I am part of Multi-cloud and AI Platform department of IBM Research - India.
I am currently working in the data preparation for training IBM's Large Language Model for Code (Code LLM). This data preparation includes all the cleaning and processing steps on the code data before it can be used for the model training. Data preparation is a critical step in building an LLM and plays a major role in determining the quality and capabilities of the trained LLM.
Prior to current work, I was involved in the project - IBM watsonx Code Assistant for Ansible Generation (WCA for Ansible). IBM WCA for Red Hat Ansible Lightspeed is a purpose-built generative AI tool that helps Ansible developers in creating Ansible playbooks by adding AI assisted automation to the playbook creation process. I was part of the team that was responsible for preparing good quality data for training the generative AI model in IBM WCA for Ansible.

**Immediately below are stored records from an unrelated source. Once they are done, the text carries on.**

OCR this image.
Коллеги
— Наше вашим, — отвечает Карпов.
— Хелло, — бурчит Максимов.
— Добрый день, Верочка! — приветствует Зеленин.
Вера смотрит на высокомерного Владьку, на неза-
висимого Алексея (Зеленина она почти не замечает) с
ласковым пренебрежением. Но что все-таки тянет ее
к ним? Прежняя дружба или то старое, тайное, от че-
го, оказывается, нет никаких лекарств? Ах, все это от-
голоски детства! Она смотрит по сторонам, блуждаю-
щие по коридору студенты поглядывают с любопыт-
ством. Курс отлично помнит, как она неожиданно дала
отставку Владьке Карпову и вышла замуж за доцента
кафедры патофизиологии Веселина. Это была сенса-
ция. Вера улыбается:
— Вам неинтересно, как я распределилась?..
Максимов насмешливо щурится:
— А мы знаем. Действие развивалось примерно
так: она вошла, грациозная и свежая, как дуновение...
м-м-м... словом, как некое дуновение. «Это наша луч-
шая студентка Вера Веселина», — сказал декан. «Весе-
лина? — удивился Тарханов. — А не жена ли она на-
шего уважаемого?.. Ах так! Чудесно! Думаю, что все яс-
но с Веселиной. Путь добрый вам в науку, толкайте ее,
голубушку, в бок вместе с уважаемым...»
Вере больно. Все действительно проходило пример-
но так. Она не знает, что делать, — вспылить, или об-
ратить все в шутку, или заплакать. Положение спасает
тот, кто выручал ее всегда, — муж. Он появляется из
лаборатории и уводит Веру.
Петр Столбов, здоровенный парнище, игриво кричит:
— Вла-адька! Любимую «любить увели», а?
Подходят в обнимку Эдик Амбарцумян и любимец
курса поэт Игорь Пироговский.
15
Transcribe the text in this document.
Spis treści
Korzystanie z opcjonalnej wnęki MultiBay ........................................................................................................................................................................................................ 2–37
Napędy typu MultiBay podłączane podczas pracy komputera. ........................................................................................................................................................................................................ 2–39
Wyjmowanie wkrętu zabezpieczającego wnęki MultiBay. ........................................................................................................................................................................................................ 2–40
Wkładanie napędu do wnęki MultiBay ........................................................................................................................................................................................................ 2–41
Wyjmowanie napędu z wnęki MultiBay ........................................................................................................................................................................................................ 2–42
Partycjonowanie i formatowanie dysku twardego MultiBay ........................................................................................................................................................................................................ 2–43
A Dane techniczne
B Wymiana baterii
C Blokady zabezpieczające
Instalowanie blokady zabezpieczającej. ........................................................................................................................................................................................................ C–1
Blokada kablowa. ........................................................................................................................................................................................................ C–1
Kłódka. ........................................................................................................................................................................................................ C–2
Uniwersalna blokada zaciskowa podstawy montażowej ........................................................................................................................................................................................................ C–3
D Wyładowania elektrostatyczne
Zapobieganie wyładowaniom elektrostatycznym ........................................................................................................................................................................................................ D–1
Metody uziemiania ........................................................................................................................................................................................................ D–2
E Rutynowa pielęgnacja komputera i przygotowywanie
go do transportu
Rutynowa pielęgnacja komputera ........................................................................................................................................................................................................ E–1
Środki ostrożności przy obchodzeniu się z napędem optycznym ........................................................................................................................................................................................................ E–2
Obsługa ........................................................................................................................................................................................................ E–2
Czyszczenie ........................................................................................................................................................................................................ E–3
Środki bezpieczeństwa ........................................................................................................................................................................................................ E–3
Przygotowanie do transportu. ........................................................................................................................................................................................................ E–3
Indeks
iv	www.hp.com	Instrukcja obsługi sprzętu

My earlier projects in the lab included:
- Multi-objective optimization of ML models: Currently available AutoML frameworks mostly optimize ML models for a single objective (such as model accuracy). The goal of this work was to optimize the ML pipeline considering multiple objectives (such as accuracy and fairness) and obtain the pareto-optimal solutions for the same.
- Elastic Deep Learning: The goal of this effort was to efficiently perform distributed DL training in a varying hardware resource (compute, network etc.) environment such as Cloud. (arxiv link)
- Distributed Deep Learning: This involved co-development of distributed version of Torch based Imagenet application that was used to perform a DNN training of Imagenet-1K data with resnet-50 model using 256 GPUs. At that time, in 2017, CNN models yielded state of the art performance for this task.
- IBM FastForward project, where I was responsible for improving application performance on future exascale systems through the use of assembly programming and OpenMP 4.0 accelerator support.
- UBD-IBM Research Collaboration effort that aimed to perform joint research with Universiti Brunei Darussalam (UBD) in the area of weather/climate modelling, flood forecasting, renewable energy (solar/wind farm). My focus in this effort was on the following two work streams:
(1) Look at the computational aspects of the weather and flood models for operational forecasting purpose. As part of this work, we evaluated and optimized WRF performance on IBM Blue Gene systems for nested domain configurations. I also worked on developing a GPU implementation of IBM flood forecasting model.
(2) Dissemination of weather and flood forecasts through the Web and Mobile portals. - Benchmarking and performance improvement of HPC Challenge Benchmarks on HPC systems such as IBM Blue Gene.
- Development of a parallel version of Non-rigid Image Registration on the GPU using CUDA programming model.
- Optimization of linear algebra library BLAS on the Cell Processor. This required the development of various BLAS routines utlizing various novel hardware features of Cell processor. The Optimized BLAS library was part of the publicly available IBM CellSDK.
Prior to joining IBM Research, I worked in the development of cross-platform scalable graphics applications/libraries on large visualization systems.
Publications and Patents
My work resulted in 15 publications in peer-reviewed conferences and workshops and 10 (filed) patents.
Awards
- IBM Research Image Award (2017)
- IBM Chairman's Environmental Award (2017)
- Best Paper Award in HiPC 2010 Conference
- IBM Research Accomplishment Award (2023, 2017, 2013, 2011, 2007)
Education
5-yr Integrated M.Tech. in Mathematics and Computing from IIT Delhi in 2003.